Il était dix heures du soir. Les grilles du square étaient fermées, la place des Vosges, avec les pistes luisantes des voitures tracées sur l'asphalte et le chant continu des fontaines, les arbres sans feuilles et la découpe monotone sur le ciel des toits tous pareils. Sous les arcades, qui font une ceinture prodigieuse à la place, peu de lumière. A peine trois ou quatre boutiques. Le commissaire Maigret vit une famille qui mangeait dans l'une d'elles, encombrée de couronnes mortuaires en perles. Il essayait de lire les numéros au-dessus des portes, mais à peine avait-il dépassé la boutique aux couronnes qu'une petite personne sortit de l'ombre. - C'est à vous que je viens de téléphoner ? Il devait y avoir longtemps qu'elle guettait. Malgré le froid de novembre, elle n'avait pas passé de manteau sur son tablier.
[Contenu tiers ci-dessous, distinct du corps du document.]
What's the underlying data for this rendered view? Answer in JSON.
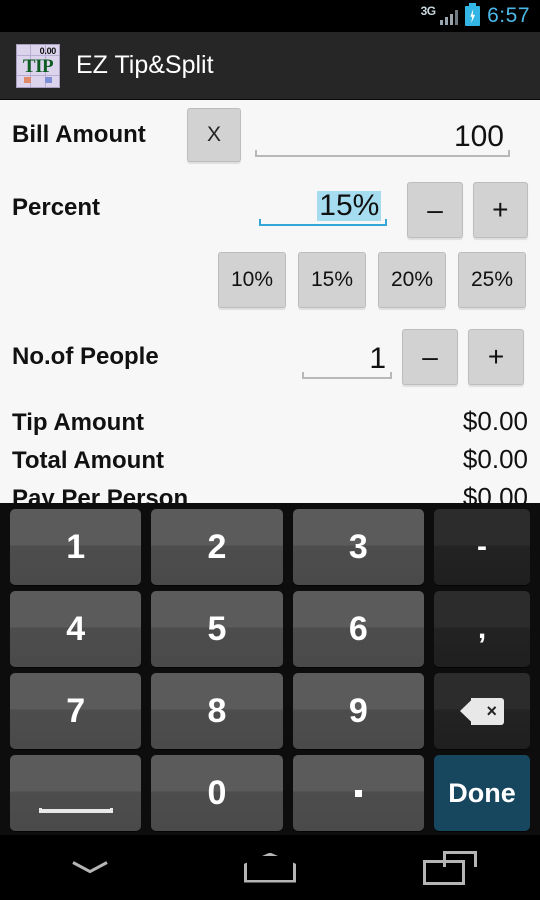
{
  "status_bar": {
    "network": "3G",
    "time": "6:57",
    "battery_state": "charging",
    "accent_color": "#33b5e5"
  },
  "action_bar": {
    "title": "EZ Tip&Split",
    "icon_top_text": "0.00",
    "icon_main_text": "TIP"
  },
  "form": {
    "bill": {
      "label": "Bill Amount",
      "clear_label": "X",
      "value": "100"
    },
    "percent": {
      "label": "Percent",
      "value": "15%",
      "selected": true,
      "minus_label": "–",
      "plus_label": "+",
      "presets": [
        "10%",
        "15%",
        "20%",
        "25%"
      ]
    },
    "people": {
      "label": "No.of People",
      "value": "1",
      "minus_label": "–",
      "plus_label": "+"
    }
  },
  "summary": [
    {
      "label": "Tip Amount",
      "amount": "$0.00"
    },
    {
      "label": "Total Amount",
      "amount": "$0.00"
    },
    {
      "label": "Pay Per Person",
      "amount": "$0.00"
    }
  ],
  "keyboard": {
    "rows": [
      [
        {
          "label": "1",
          "kind": "num"
        },
        {
          "label": "2",
          "kind": "num"
        },
        {
          "label": "3",
          "kind": "num"
        },
        {
          "label": "-",
          "kind": "dark"
        }
      ],
      [
        {
          "label": "4",
          "kind": "num"
        },
        {
          "label": "5",
          "kind": "num"
        },
        {
          "label": "6",
          "kind": "num"
        },
        {
          "label": ",",
          "kind": "dark"
        }
      ],
      [
        {
          "label": "7",
          "kind": "num"
        },
        {
          "label": "8",
          "kind": "num"
        },
        {
          "label": "9",
          "kind": "num"
        },
        {
          "label": "backspace-icon",
          "kind": "backspace"
        }
      ],
      [
        {
          "label": "space-icon",
          "kind": "space"
        },
        {
          "label": "0",
          "kind": "num"
        },
        {
          "label": ".",
          "kind": "period"
        },
        {
          "label": "Done",
          "kind": "done"
        }
      ]
    ],
    "done_color": "#17465f"
  },
  "nav_bar": {
    "back": "hide-keyboard-chevron-icon",
    "home": "home-icon",
    "recents": "recents-icon"
  }
}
Son nez était rouge, ses yeux inquiets.

Critique

Toute la fange du quartier du Marais est ici passée au crible. Un quartier que Simenon connait bien, puisqu’il a lui-même habité place des Vosges. Dans les années cinquante, la place n’était pas le refuge ultra-chic qu’elle est devenue depuis, abritant anciens ministres et nouveaux  promoteurs. C’était alors un véritable exemple de mixité sociale, avec ses riches aux étages nobles, ses pauvres sous les toits et ses petits employés coincés entre les deux, et quand j’écris « coincés », le participe passé est à prendre dans toute l’acception du terme… Et puis ses concierges, si importantes dans le petit monde de Maigret. L’immeuble parisien du Marais, c’est l’humanité parigote en réduction.

Vous y trouverez un patron sympa, un qui a réussi dans les affaires mais qu’on assassine dès le début, une jeune demi-pute attendrissante (Simenon aime ces filles courageuses du cul, ça se sent), des bourgeois insensibles à tout ce qui ne les concerne pas directement, un fils d’employé dégouté par ses parents, un lâche de chez lâcheté et une ignoble bonne femme, une de celles qui vous épouvantent, la mocheté que vous vous bénissez de ne pas avoir rencontrée, car elle est à la fois bilieuse, haineuse, dictatoriale, tricheuse, et, malheureusement, intelligente avec tout ça.

L’atmosphère ici se mâche, c’est mon Paris, celui des brumes hivernales, des chiches lumières de rues, des rancœurs recuites mais aussi de l’attendrissement merveilleux éprouvé à la découverte d’un cœur encore pur. Par malheur, il n’y en a qu’un seul.

Un des plus immenses Maigret jamais écrits.